Devid Wahyuningtyas, Ketua KPU Karanganyar - Dokumentasi pribadi
12 Februari 2019 12:19 WIB Sri Sumi Handayani Karanganyar Share :

Solopos.com, KARANGANYAR - Devid Wahyuningtyas, 38, memangku jabatan Ketua Komisi Pemilihan Umum (KPU) Kabupaten Karanganyar periode 2018-2023. Dia bersama empat anggota KPU Karanganyar lain dilantik di Jakarta pada Senin (24/12/2019) lalu. Perempuan asal Mojogedang, Karanganyar, itu mengakui belum pernah berkecimpung dengan dunia politik terlalu dalam.

Selepas kuliah, dia mengabdi kepada masyarakat melalui program UPK PNPM Mandiri Perdesaan Kecamatan Mojogedang sebagai sekretaris pada 2007 hingga 2018. "Orang mungkin tanya saya ini siapa kok tahu-tahu jadi Ketua KPU. Saya tertarik dunia politik atau pelayanan masyarakat sejak SMA. Kecintaan terhadap pengabdian masyarakat terasah di PNPM," kata Devid saat berbincang dengan solopos.com di Kantor KPU Karanganyar, Senin (11/2/2019).

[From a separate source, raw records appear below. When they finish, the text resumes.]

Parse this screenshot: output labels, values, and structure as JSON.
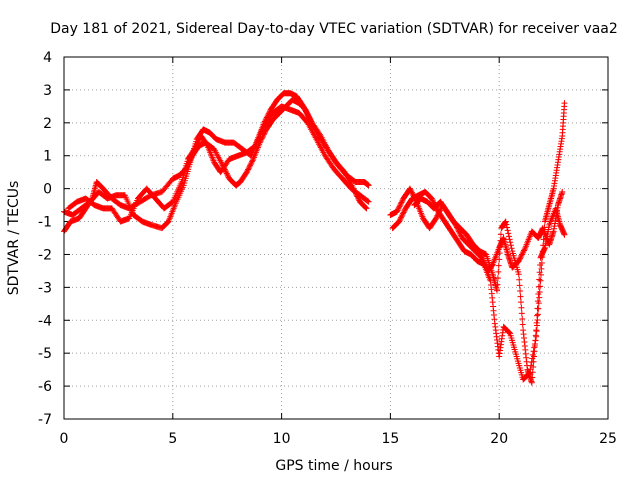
{
  "chart_data": {
    "type": "scatter",
    "title": "Day 181 of 2021, Sidereal Day-to-day VTEC variation (SDTVAR) for receiver vaa2",
    "xlabel": "GPS time / hours",
    "ylabel": "SDTVAR / TECUs",
    "xlim": [
      0,
      25
    ],
    "ylim": [
      -7,
      4
    ],
    "xticks": [
      "0",
      "5",
      "10",
      "15",
      "20",
      "25"
    ],
    "yticks": [
      "-7",
      "-6",
      "-5",
      "-4",
      "-3",
      "-2",
      "-1",
      "0",
      "1",
      "2",
      "3",
      "4"
    ],
    "grid": true,
    "series": [
      {
        "name": "SDTVAR",
        "marker": "+",
        "color": "#ff0000",
        "tracks": [
          [
            [
              0.0,
              -1.3
            ],
            [
              0.3,
              -1.0
            ],
            [
              0.7,
              -0.9
            ],
            [
              1.0,
              -0.6
            ],
            [
              1.3,
              -0.3
            ],
            [
              1.5,
              0.2
            ],
            [
              1.8,
              0.0
            ],
            [
              2.2,
              -0.3
            ],
            [
              2.6,
              -0.5
            ],
            [
              3.0,
              -0.6
            ],
            [
              3.5,
              -0.4
            ],
            [
              4.0,
              -0.2
            ],
            [
              4.5,
              -0.1
            ],
            [
              5.0,
              0.3
            ],
            [
              5.3,
              0.4
            ],
            [
              5.6,
              0.6
            ],
            [
              5.9,
              1.0
            ],
            [
              6.2,
              1.3
            ],
            [
              6.5,
              1.4
            ],
            [
              6.9,
              1.2
            ],
            [
              7.3,
              0.7
            ],
            [
              7.6,
              0.3
            ],
            [
              7.9,
              0.1
            ],
            [
              8.1,
              0.2
            ],
            [
              8.4,
              0.5
            ],
            [
              8.7,
              0.9
            ],
            [
              9.0,
              1.4
            ],
            [
              9.3,
              1.8
            ],
            [
              9.6,
              2.1
            ],
            [
              9.9,
              2.3
            ],
            [
              10.2,
              2.5
            ],
            [
              10.5,
              2.7
            ],
            [
              10.8,
              2.6
            ],
            [
              11.1,
              2.4
            ],
            [
              11.4,
              2.0
            ],
            [
              11.8,
              1.6
            ],
            [
              12.2,
              1.1
            ],
            [
              12.6,
              0.7
            ],
            [
              13.0,
              0.4
            ],
            [
              13.4,
              0.2
            ],
            [
              13.8,
              0.2
            ],
            [
              14.0,
              0.1
            ]
          ],
          [
            [
              0.0,
              -0.7
            ],
            [
              0.4,
              -0.8
            ],
            [
              0.8,
              -0.6
            ],
            [
              1.2,
              -0.4
            ],
            [
              1.6,
              -0.1
            ],
            [
              2.0,
              -0.3
            ],
            [
              2.4,
              -0.2
            ],
            [
              2.8,
              -0.2
            ],
            [
              3.2,
              -0.8
            ],
            [
              3.6,
              -1.0
            ],
            [
              4.0,
              -1.1
            ],
            [
              4.5,
              -1.2
            ],
            [
              4.8,
              -1.0
            ],
            [
              5.1,
              -0.5
            ],
            [
              5.5,
              0.1
            ],
            [
              5.8,
              0.8
            ],
            [
              6.1,
              1.5
            ],
            [
              6.4,
              1.8
            ],
            [
              6.7,
              1.7
            ],
            [
              7.0,
              1.5
            ],
            [
              7.4,
              1.4
            ],
            [
              7.8,
              1.4
            ],
            [
              8.2,
              1.2
            ],
            [
              8.6,
              1.0
            ],
            [
              8.9,
              1.5
            ],
            [
              9.2,
              2.0
            ],
            [
              9.5,
              2.4
            ],
            [
              9.8,
              2.7
            ],
            [
              10.1,
              2.9
            ],
            [
              10.4,
              2.9
            ],
            [
              10.7,
              2.8
            ],
            [
              11.0,
              2.5
            ],
            [
              11.3,
              2.1
            ],
            [
              11.7,
              1.6
            ],
            [
              12.1,
              1.2
            ],
            [
              12.5,
              0.8
            ],
            [
              12.9,
              0.5
            ],
            [
              13.3,
              0.0
            ],
            [
              13.6,
              -0.4
            ],
            [
              13.9,
              -0.6
            ]
          ],
          [
            [
              0.2,
              -0.6
            ],
            [
              0.6,
              -0.4
            ],
            [
              1.0,
              -0.3
            ],
            [
              1.4,
              -0.5
            ],
            [
              1.8,
              -0.6
            ],
            [
              2.2,
              -0.6
            ],
            [
              2.6,
              -1.0
            ],
            [
              3.0,
              -0.9
            ],
            [
              3.4,
              -0.3
            ],
            [
              3.8,
              0.0
            ],
            [
              4.2,
              -0.3
            ],
            [
              4.6,
              -0.6
            ],
            [
              5.0,
              -0.4
            ],
            [
              5.4,
              0.2
            ],
            [
              5.7,
              0.9
            ],
            [
              6.0,
              1.2
            ],
            [
              6.3,
              1.6
            ],
            [
              6.6,
              1.3
            ],
            [
              6.9,
              0.8
            ],
            [
              7.2,
              0.5
            ],
            [
              7.6,
              0.9
            ],
            [
              8.0,
              1.0
            ],
            [
              8.4,
              1.1
            ],
            [
              8.8,
              1.3
            ],
            [
              9.2,
              1.9
            ],
            [
              9.6,
              2.3
            ],
            [
              10.0,
              2.5
            ],
            [
              10.4,
              2.4
            ],
            [
              10.8,
              2.3
            ],
            [
              11.2,
              2.0
            ],
            [
              11.6,
              1.5
            ],
            [
              12.0,
              1.0
            ],
            [
              12.4,
              0.6
            ],
            [
              12.8,
              0.3
            ],
            [
              13.2,
              0.0
            ],
            [
              13.6,
              -0.2
            ],
            [
              14.0,
              -0.4
            ]
          ],
          [
            [
              15.0,
              -0.8
            ],
            [
              15.3,
              -0.7
            ],
            [
              15.6,
              -0.3
            ],
            [
              15.9,
              0.0
            ],
            [
              16.2,
              -0.4
            ],
            [
              16.5,
              -0.9
            ],
            [
              16.8,
              -1.2
            ],
            [
              17.1,
              -0.9
            ],
            [
              17.4,
              -0.5
            ],
            [
              17.7,
              -0.8
            ],
            [
              18.0,
              -1.1
            ],
            [
              18.3,
              -1.5
            ],
            [
              18.6,
              -1.7
            ],
            [
              18.9,
              -1.9
            ],
            [
              19.2,
              -2.1
            ],
            [
              19.5,
              -2.5
            ],
            [
              19.7,
              -2.3
            ],
            [
              20.0,
              -1.8
            ],
            [
              20.2,
              -1.5
            ],
            [
              20.4,
              -2.0
            ],
            [
              20.6,
              -2.4
            ],
            [
              20.9,
              -2.2
            ],
            [
              21.2,
              -1.8
            ],
            [
              21.5,
              -1.3
            ],
            [
              21.8,
              -1.5
            ],
            [
              22.0,
              -1.2
            ],
            [
              22.3,
              -1.7
            ],
            [
              22.5,
              -1.3
            ],
            [
              22.7,
              -0.5
            ],
            [
              22.9,
              -0.1
            ]
          ],
          [
            [
              15.1,
              -1.2
            ],
            [
              15.4,
              -1.0
            ],
            [
              15.7,
              -0.6
            ],
            [
              16.0,
              -0.3
            ],
            [
              16.3,
              -0.2
            ],
            [
              16.6,
              -0.1
            ],
            [
              16.9,
              -0.3
            ],
            [
              17.2,
              -0.7
            ],
            [
              17.5,
              -1.0
            ],
            [
              17.8,
              -1.3
            ],
            [
              18.1,
              -1.6
            ],
            [
              18.4,
              -1.9
            ],
            [
              18.7,
              -2.0
            ],
            [
              19.0,
              -2.2
            ],
            [
              19.3,
              -2.3
            ],
            [
              19.6,
              -2.8
            ],
            [
              19.8,
              -4.1
            ],
            [
              20.0,
              -5.1
            ],
            [
              20.2,
              -4.2
            ],
            [
              20.5,
              -4.4
            ],
            [
              20.8,
              -5.1
            ],
            [
              21.1,
              -5.8
            ],
            [
              21.4,
              -5.6
            ],
            [
              21.7,
              -4.5
            ],
            [
              21.9,
              -2.8
            ],
            [
              22.1,
              -1.0
            ],
            [
              22.3,
              -0.5
            ],
            [
              22.5,
              0.0
            ],
            [
              22.7,
              0.8
            ],
            [
              22.9,
              1.6
            ],
            [
              23.0,
              2.6
            ]
          ],
          [
            [
              16.1,
              -0.5
            ],
            [
              16.4,
              -0.3
            ],
            [
              16.7,
              -0.4
            ],
            [
              17.0,
              -0.6
            ],
            [
              17.3,
              -0.4
            ],
            [
              17.6,
              -0.7
            ],
            [
              17.9,
              -1.0
            ],
            [
              18.2,
              -1.2
            ],
            [
              18.5,
              -1.4
            ],
            [
              18.8,
              -1.7
            ],
            [
              19.1,
              -1.9
            ],
            [
              19.4,
              -2.0
            ],
            [
              19.7,
              -2.6
            ],
            [
              19.9,
              -3.1
            ],
            [
              20.1,
              -1.2
            ],
            [
              20.3,
              -1.0
            ],
            [
              20.6,
              -1.9
            ],
            [
              20.9,
              -2.6
            ],
            [
              21.1,
              -4.3
            ],
            [
              21.3,
              -5.5
            ],
            [
              21.5,
              -5.9
            ],
            [
              21.7,
              -4.3
            ],
            [
              21.9,
              -2.1
            ],
            [
              22.1,
              -1.8
            ],
            [
              22.3,
              -1.1
            ],
            [
              22.6,
              -0.6
            ],
            [
              22.8,
              -1.1
            ],
            [
              23.0,
              -1.4
            ]
          ]
        ]
      }
    ]
  }
}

Momen menjadi Panitia Pemilihan Kecamatan (PPK) Kecamatan Mojogedang saat pemilihan umum kepala daerah (pilkada) pada 2018 menjadi pemantik. Hasrat terjun ke dunia politik semakin menjadi. Dia melihat pilkada di Karanganyar menarik. Istri Pramono, 44, itu pun bersemangat. "PNPM mapan, kegiatan berjalan. Sisi jiwa yang lain itu terpanggil untuk melakukan hal lebih luas. Berkiprah di kabupaten. Saya daftar Panwascam Mojogedang enggak lolos. Bawaslu juga enggak lolos. Saya belajar dari kegagalan," tutur dia.

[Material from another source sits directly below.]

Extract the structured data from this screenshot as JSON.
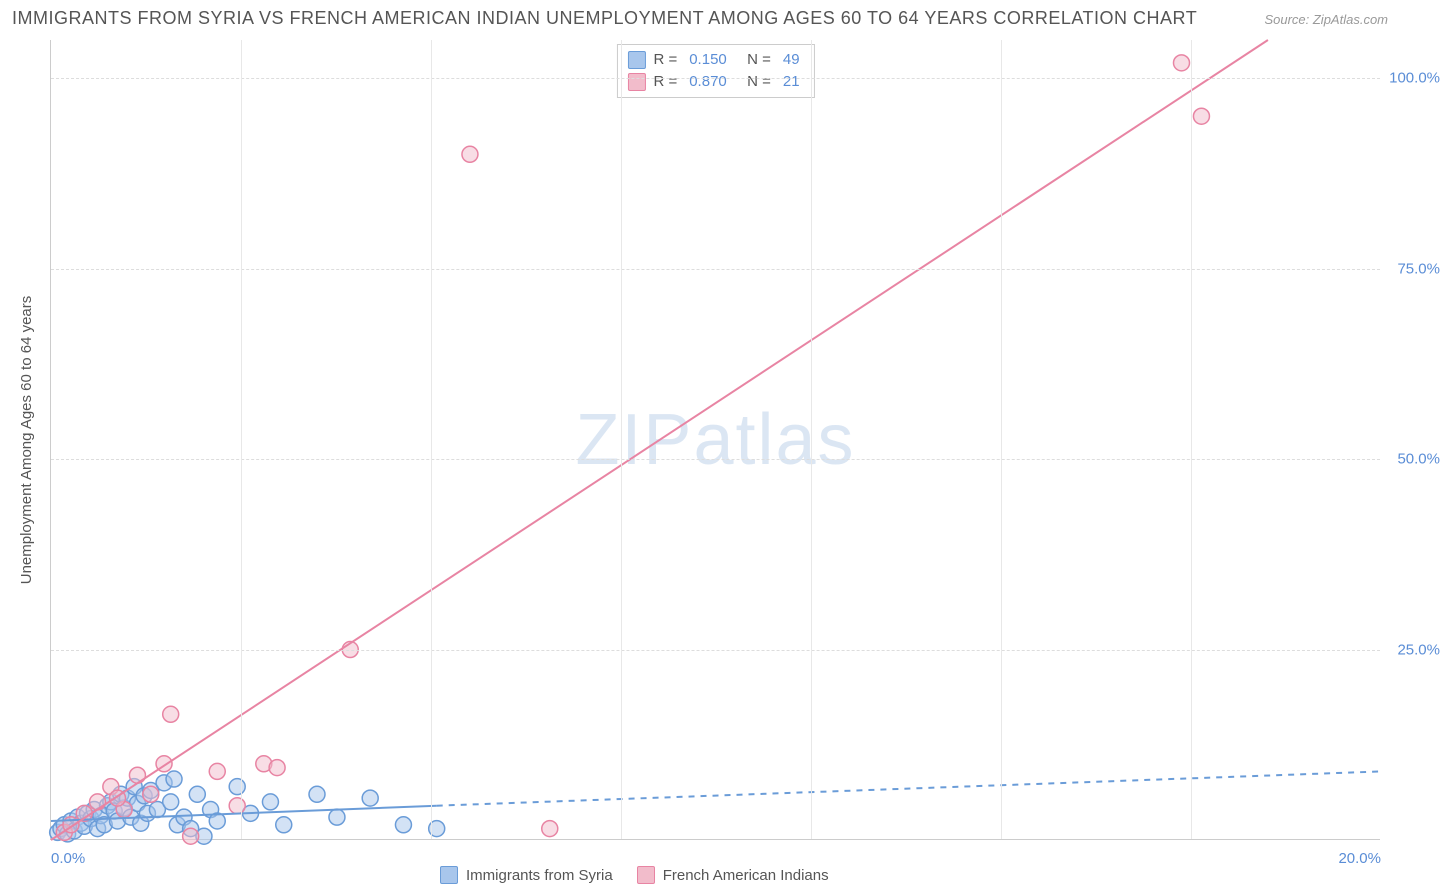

Ibu tiga anak itu memutuskan mengikuti seleksi KPU. Hasil tes menunjukkan Devid meraih peringkat tertinggi. Perempuan yang juga pengusaha itu merasa mendapatkan tantangan besar saat ini. Tetapi dia mengaku optimistis mampu mengemban tugas hingga akhir. Dia meyakini bahwa dukungan keluarga menjadi salah satu faktor penentu keberhasilan.

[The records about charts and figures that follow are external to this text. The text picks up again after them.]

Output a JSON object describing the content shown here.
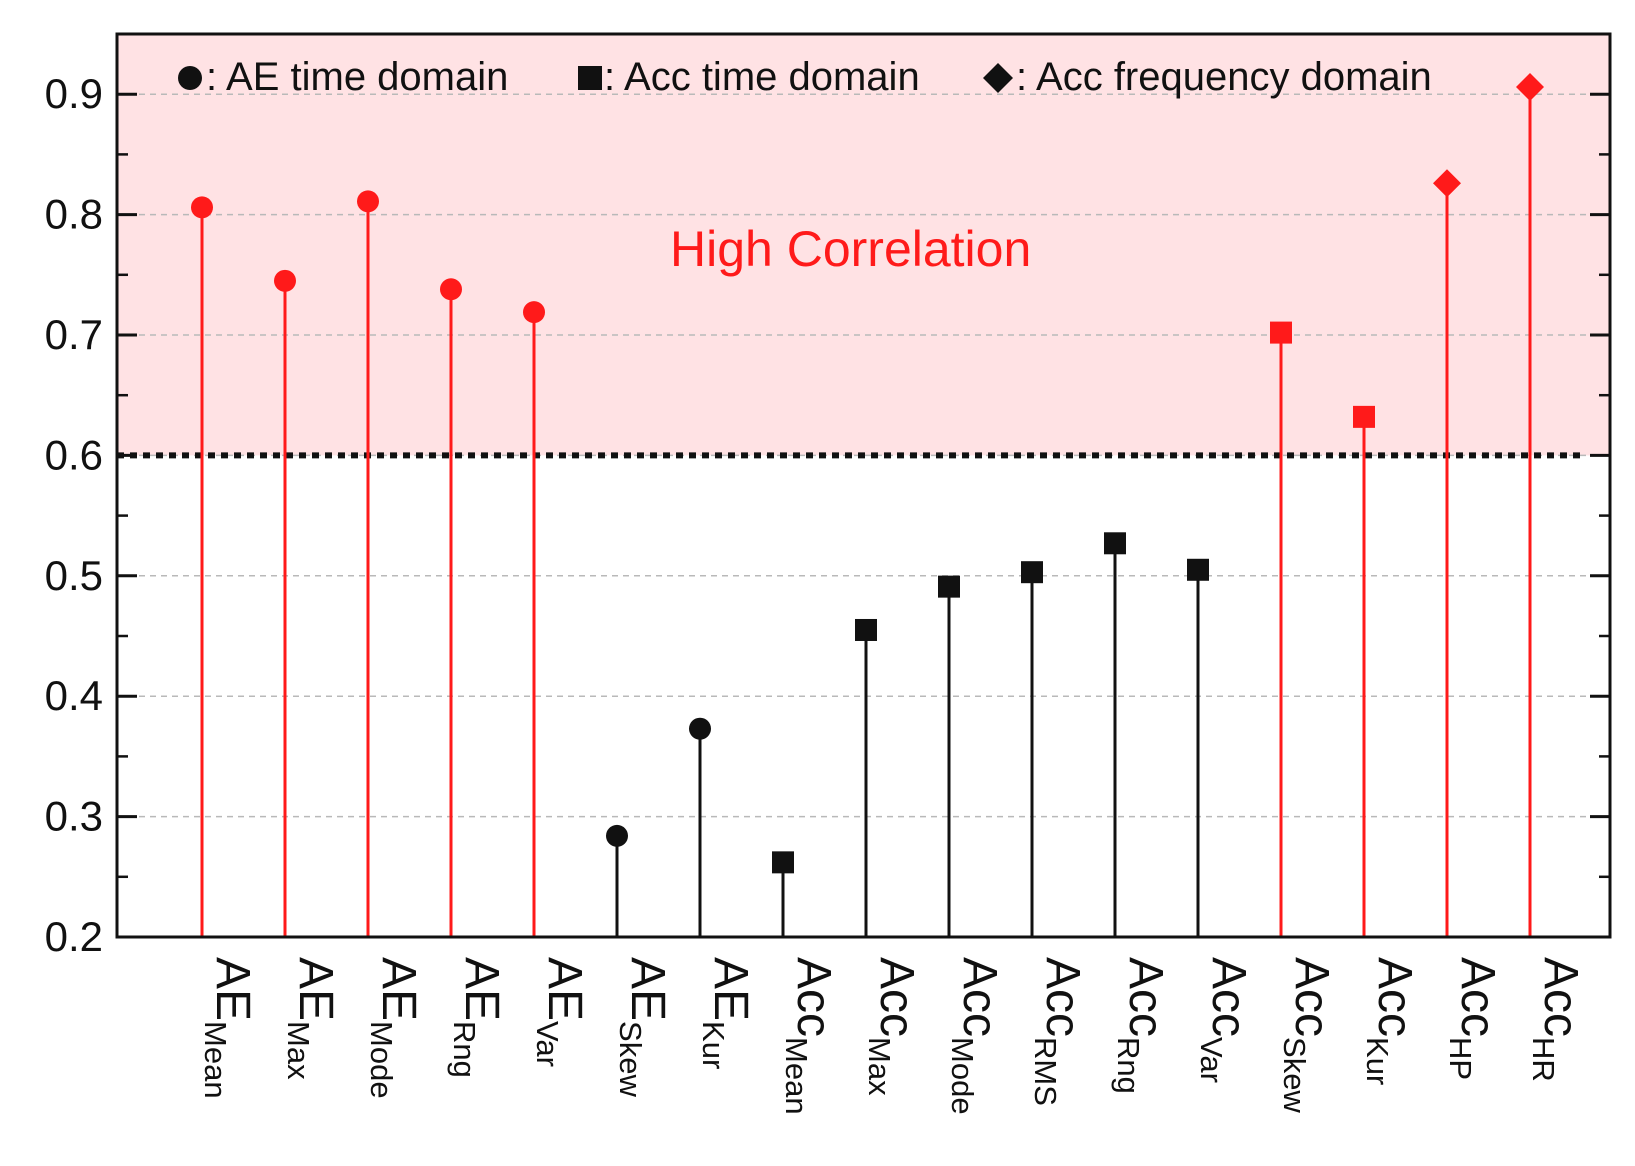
{
  "chart_data": {
    "type": "scatter",
    "ylim": [
      0.2,
      0.95
    ],
    "yticks": [
      "0.2",
      "0.3",
      "0.4",
      "0.5",
      "0.6",
      "0.7",
      "0.8",
      "0.9"
    ],
    "threshold": 0.6,
    "high_region": [
      0.6,
      0.95
    ],
    "grid": true,
    "legend_position": "top",
    "legend": [
      {
        "marker": "circle",
        "label": ": AE time domain"
      },
      {
        "marker": "square",
        "label": ": Acc time domain"
      },
      {
        "marker": "diamond",
        "label": ": Acc frequency domain"
      }
    ],
    "annotation": "High Correlation",
    "colors": {
      "high": "#ff1a1a",
      "low": "#111111",
      "region": "#ffe2e4"
    },
    "points": [
      {
        "main": "AE",
        "sub": "Mean",
        "value": 0.806,
        "marker": "circle"
      },
      {
        "main": "AE",
        "sub": "Max",
        "value": 0.745,
        "marker": "circle"
      },
      {
        "main": "AE",
        "sub": "Mode",
        "value": 0.811,
        "marker": "circle"
      },
      {
        "main": "AE",
        "sub": "Rng",
        "value": 0.738,
        "marker": "circle"
      },
      {
        "main": "AE",
        "sub": "Var",
        "value": 0.719,
        "marker": "circle"
      },
      {
        "main": "AE",
        "sub": "Skew",
        "value": 0.284,
        "marker": "circle"
      },
      {
        "main": "AE",
        "sub": "Kur",
        "value": 0.373,
        "marker": "circle"
      },
      {
        "main": "Acc",
        "sub": "Mean",
        "value": 0.262,
        "marker": "square"
      },
      {
        "main": "Acc",
        "sub": "Max",
        "value": 0.455,
        "marker": "square"
      },
      {
        "main": "Acc",
        "sub": "Mode",
        "value": 0.491,
        "marker": "square"
      },
      {
        "main": "Acc",
        "sub": "RMS",
        "value": 0.503,
        "marker": "square"
      },
      {
        "main": "Acc",
        "sub": "Rng",
        "value": 0.527,
        "marker": "square"
      },
      {
        "main": "Acc",
        "sub": "Var",
        "value": 0.505,
        "marker": "square"
      },
      {
        "main": "Acc",
        "sub": "Skew",
        "value": 0.702,
        "marker": "square"
      },
      {
        "main": "Acc",
        "sub": "Kur",
        "value": 0.632,
        "marker": "square"
      },
      {
        "main": "Acc",
        "sub": "HP",
        "value": 0.826,
        "marker": "diamond"
      },
      {
        "main": "Acc",
        "sub": "HR",
        "value": 0.906,
        "marker": "diamond"
      }
    ]
  }
}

"Insyallah bisa. Prinsipnya membulatkan tekad sebaik mungkin. Dukungan keluarga membuat semua berjalan lancar. Saya bahu membahu dengan suami dan keluarga besar agar tetap harmonis. Saya yakin. Kekuasaan Allah luar biasa. Niatan baik itu banyak kemudahan," ungkap dia. Dia pun mengajak anak-anaknya berjalan-jalan sembari melakukan sosialisasi pemilu ke berbagai wilayah di Karanganyar.

"Sejauh ini anak-anak senang karena mereka jalan-jalan. Mereka juga belajar tentang pekerjaan orang tua. Anak pertama usia sepuluh tahun, kedua kelas dua SD, dan terakhir 1,5 tahun. Pandai-pandai mengatur."